4. Resolution of KM3-230213A Tension: The paper investigates whether DM attenuation can reconcile the KM3NeT detection with IceCube/Auger null results.

4. Key Results

A. Limits on Cross-Section

Assuming KM3-230213A is part of a diffuse flux and the unattenuated flux saturates the Waxman-Bahcall bound:

• The authors derive an upper limit on the scattering cross-section per unit DM mass:
  $$\sigma/ M_{DM} \lesssim 4 \times 10^{-22} \text{ cm}^2/\text{GeV}$$
  (at energies $\sim 10^9$ GeV).
• This limit is robust against astrophysical assumptions because the attenuation is exponential; a cross-section significantly larger than this limit would require the source flux to violate the Waxman-Bahcall bound by orders of magnitude.

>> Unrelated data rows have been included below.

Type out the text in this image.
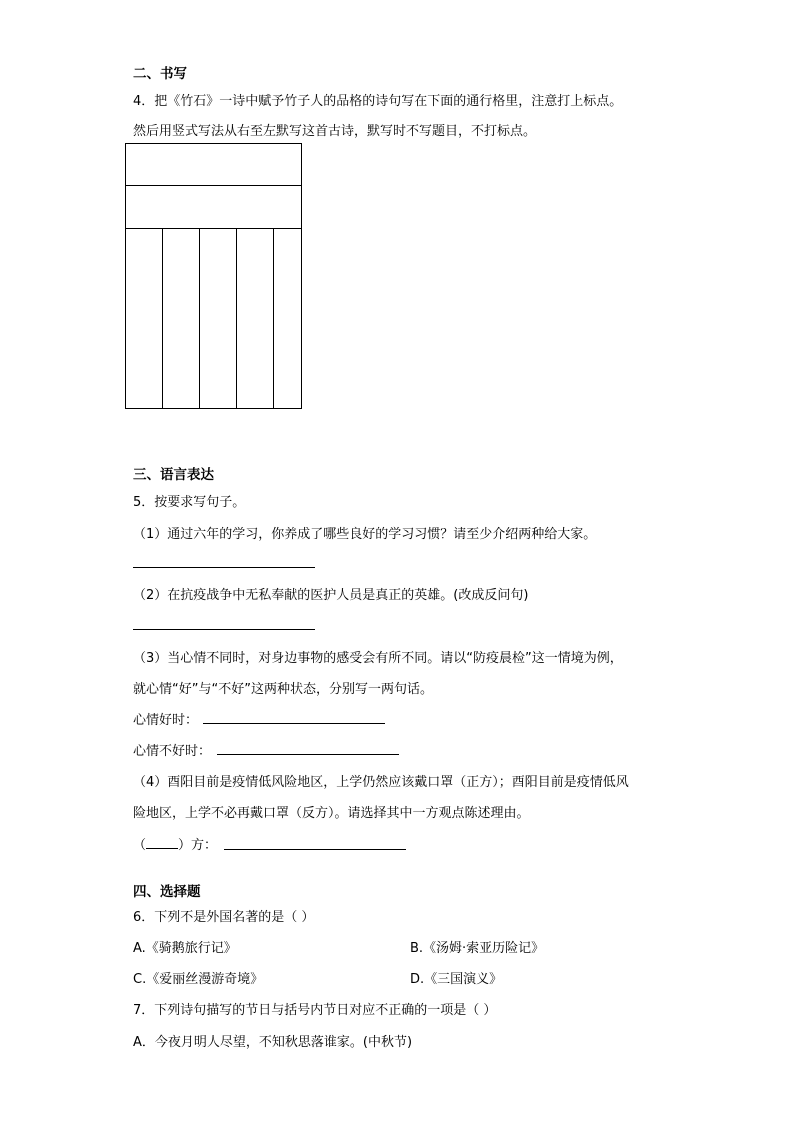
二、书写
4．把《竹石》一诗中赋予竹子人的品格的诗句写在下面的通行格里，注意打上标点。
然后用竖式写法从右至左默写这首古诗，默写时不写题目，不打标点。
三、语言表达
5．按要求写句子。
（1）通过六年的学习，你养成了哪些良好的学习习惯？请至少介绍两种给大家。
（2）在抗疫战争中无私奉献的医护人员是真正的英雄。(改成反问句)
（3）当心情不同时，对身边事物的感受会有所不同。请以“防疫晨检”这一情境为例，
就心情“好”与“不好”这两种状态，分别写一两句话。
心情好时：
心情不好时：
（4）酉阳目前是疫情低风险地区，上学仍然应该戴口罩（正方）；酉阳目前是疫情低风
险地区，上学不必再戴口罩（反方）。请选择其中一方观点陈述理由。
（ ）方：
四、选择题
6．下列不是外国名著的是（ ）
A.《骑鹅旅行记》	B.《汤姆·索亚历险记》
C.《爱丽丝漫游奇境》	D.《三国演义》
7．下列诗句描写的节日与括号内节日对应不正确的一项是（ ）
A．今夜月明人尽望，不知秋思落谁家。(中秋节)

B. Anisotropy and Detector Complementarity

• Directional Dependence: The flux from the South Celestial Pole (passing through more of the MW halo) is more suppressed than flux from the North.
• Detector Sensitivity:
  • IceCube is most sensitive to the Southern sky (high attenuation region).
  • KM3NeT is sensitive to the Northern sky (lower attenuation region).
• Tension Resolution: The authors find that while DM attenuation reduces the flux seen by IceCube, the difference in effective areas is not sufficient to fully resolve the $\sim 3\sigma$ tension between KM3NeT's detection and IceCube/Auger's null results. The tension is reduced only marginally (to $\sim 2.8\sigma$). Large cross-sections required to explain the tension would imply an unattenuated flux far exceeding the Waxman-Bahcall bound.

C. Spectral Distortion

• DM attenuation shifts the peak of the neutrino energy spectrum to lower energies and lowers the cutoff energy.
• If the cross-section scales with energy (e.g., $\sigma \propto E^4$), high-redshift sources (which produce higher-energy neutrinos at emission) are preferentially suppressed, altering the observed spectral shape significantly.

5. Significance and Conclusion

• New Constraints: This work places the first constraints on DM-neutrino scattering at energies $\gtrsim 100$ TeV, a regime previously unconstrained.
• Astrophysical Implications: It underscores that DM interactions could mimic or obscure astrophysical features (source evolution, composition), complicating the interpretation of UHE neutrino data.
• Future Prospects: The paper argues that a network of detectors at different latitudes (IceCube, KM3NeT, Auger) is essential to distinguish between isotropic source variations and anisotropic DM attenuation. Future observations of hundreds of UHE neutrinos will allow for detailed spectral and morphological analyses to pin down the DM-neutrino interaction strength.
• Conclusion on KM3-230213A: While DM attenuation offers a physical mechanism to suppress flux, the authors conclude that it is unlikely to be the sole explanation for the KM3-230213A event's tension with other experiments without violating fundamental astrophysical bounds. The event likely points to either a rare statistical fluctuation, a specific point source, or new physics beyond simple DM scattering.